Repost: A Good Samaritan

These thoughts were originally posted to Facebook years ago as I reflected on the passage of the Good Samaritan from the Gospel of St. Luke.

Why Compassion Matters

How oft we forget the care Christ showed to those destitute and cast aside by society. How oft we forget the story of a Good Samaritan; an outcast in his time, who cared for a man half dead when no one else would. The Samaritan, too, was a neighbor to the Jews. As Christians, we tend to fall prey to the ideological fallacies of politics and nationalism; as hatred and even racism festers in our hearts towards our neighbors. Be those neighbors Christians, atheists, Muslims, straight, gay or etc. add it to the list. Jesus calls wrong for what it is. But none was as friendly and caring toward the outcast as He was and is and he calls us to do the same. How are you distancing yourself from your fellow neighbor? Can you love them as you love God?

The Parable of the Good Samaritan

Just then an expert in the law stood up to test Him, saying, “Teacher, what must I do to inherit eternal life?”

“What is written in the law?” He asked him. “How do you read it?”

He answered:

Love the Lord your God with all your heart, with all your soul, with all your strength, and with all your mind; and your neighbor as yourself.

“You’ve answered correctly,” He told him. “Do this and you will live.”

But wanting to justify himself, he asked Jesus, “And who is my neighbor?”

Jesus took up the question and said: “A man was going down from Jerusalem to Jericho and fell into the hands of robbers. They stripped him, beat him up, and fled, leaving him half dead. A priest happened to be going down that road. When he saw him, he passed by on the other side. In the same way, a Levite, when he arrived at the place and saw him, passed by on the other side. But a Samaritan on his journey came up to him, and when he saw the man, he had compassion. He went over to him and bandaged his wounds, pouring on olive oil and wine. Then he put him on his own animal, brought him to an inn, and took care of him. The next day he took out two denarii, gave them to the innkeeper, and said, ‘Take care of him.

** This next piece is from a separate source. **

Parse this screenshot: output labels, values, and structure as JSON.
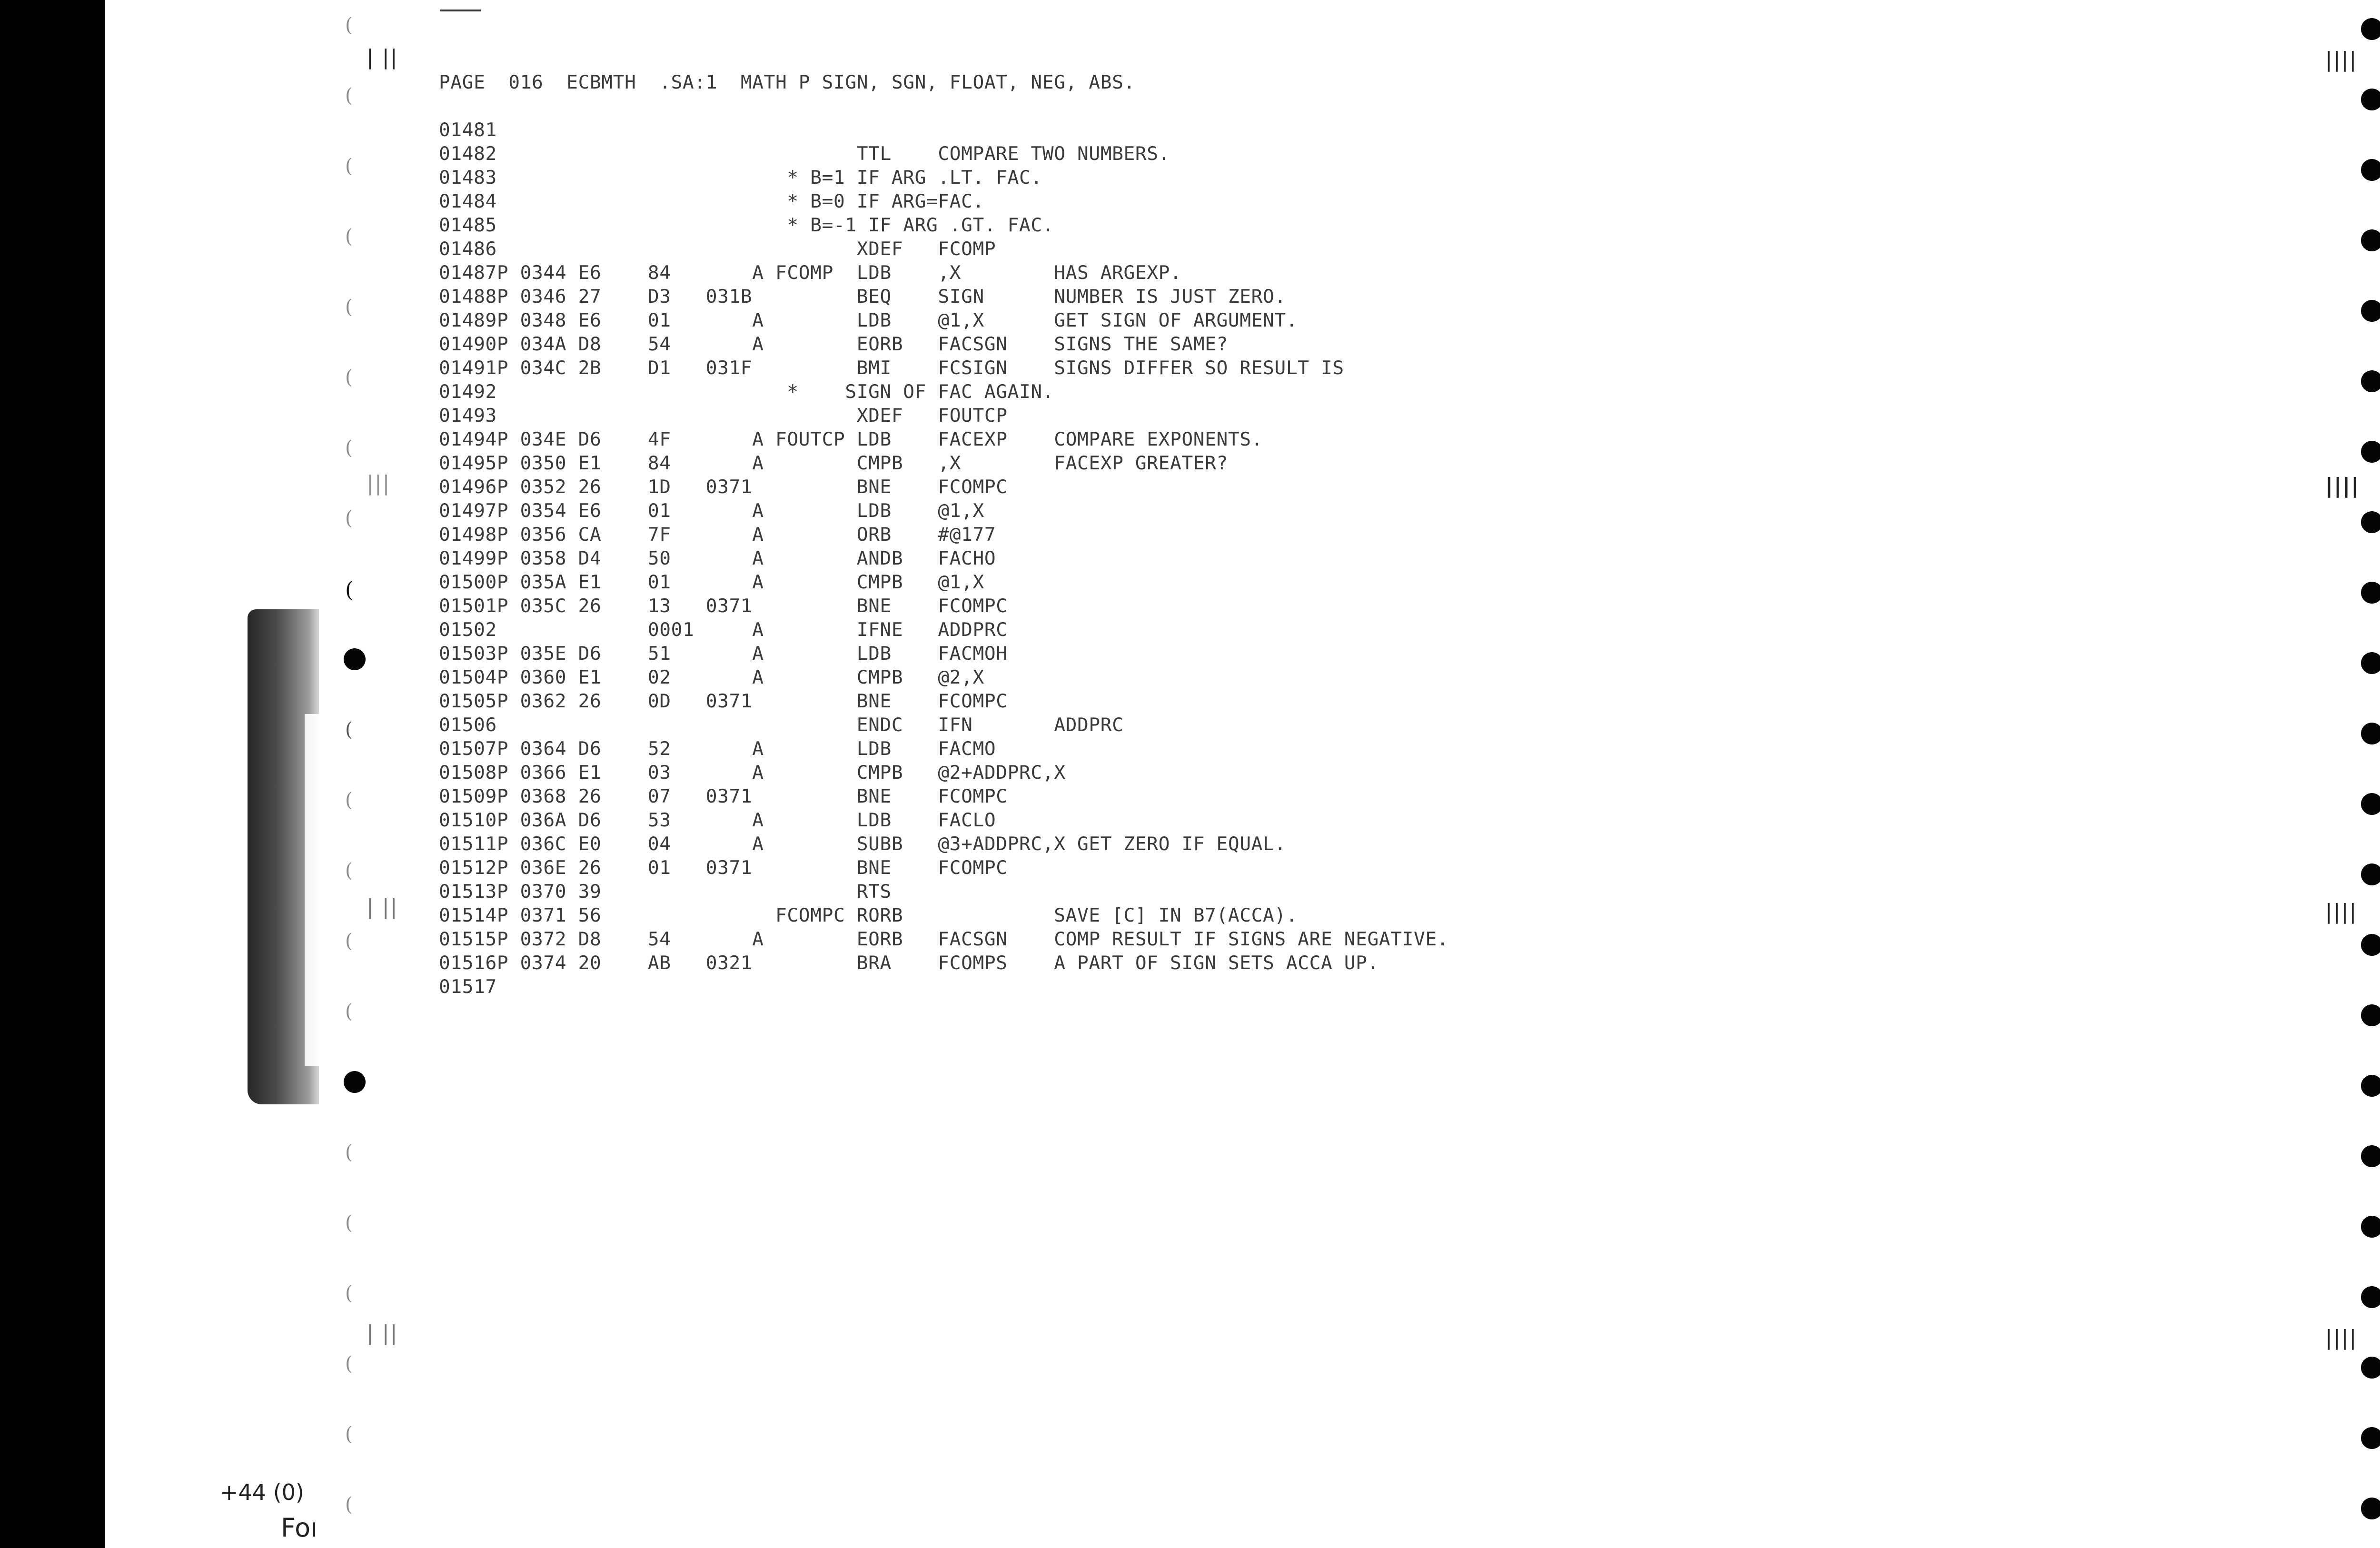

When I come back I’ll reimburse you for whatever extra you spend.’

“Which of these three do you think proved to be a neighbor to the man who fell into the hands of the robbers?”

“The one who showed mercy to him,” he said.

Then Jesus told him, “Go and do the same.”

Who Is My Neighbor?

Jesus makes it clear that no matter who our neighbor is or whatever their background may be our duty as faithful servants of the Most High is to love God with all our being and love our neighbor as much as we love ourselves.

So then, who is your neighbor today?

Is it a Republican? A Democrat?

Is it Joe Biden and Kamala Harris? Is it Donald Trump and Mike Pence?

A white man? A black woman?

A heterosexual? A transgender?

A racist? A terrorist?

An atheist? A muslim?

An evangelical? A fundamentalist?

Whatever someones affiliation, orientation, observation or predilection, especially in a pluralistic culture, it mustn’t change our conduct nor our disposition to emulate and reflect the compassionate heart of Christ to all.

Our heart should reflect that of our Lord in showing love, compassion, forgiveness, silence in moments where silence is required, tears where required, food for the hungry, open hearts for the hopeless, a shelter for the homeless, open arms to the sojourner, and yes, forgiveness for the sinner.

Go and do the same.

Our salve should produce healing because we were healed and are still going through the process of being restored and sanctified for God’s glory, day by day.

Go and do the same.

Our words need to flow out of a place of redemption, our language needs to reflect the words of Christ, and our conduct, His, so that when people see us they see not the man or the woman but the Christ who guides us. We must be but hands and feet whereas our heart and our mind belong to the Savior.

Go and do the same.

Find the broken-hearted, the suicidal, the depressed, the anxious, the fearful, the hopeless and confused souls who have come to an end of themselves and offer the hands and feet of Christ without asking for a dollar in return.

As Jesus instructed and lived, go and do the same.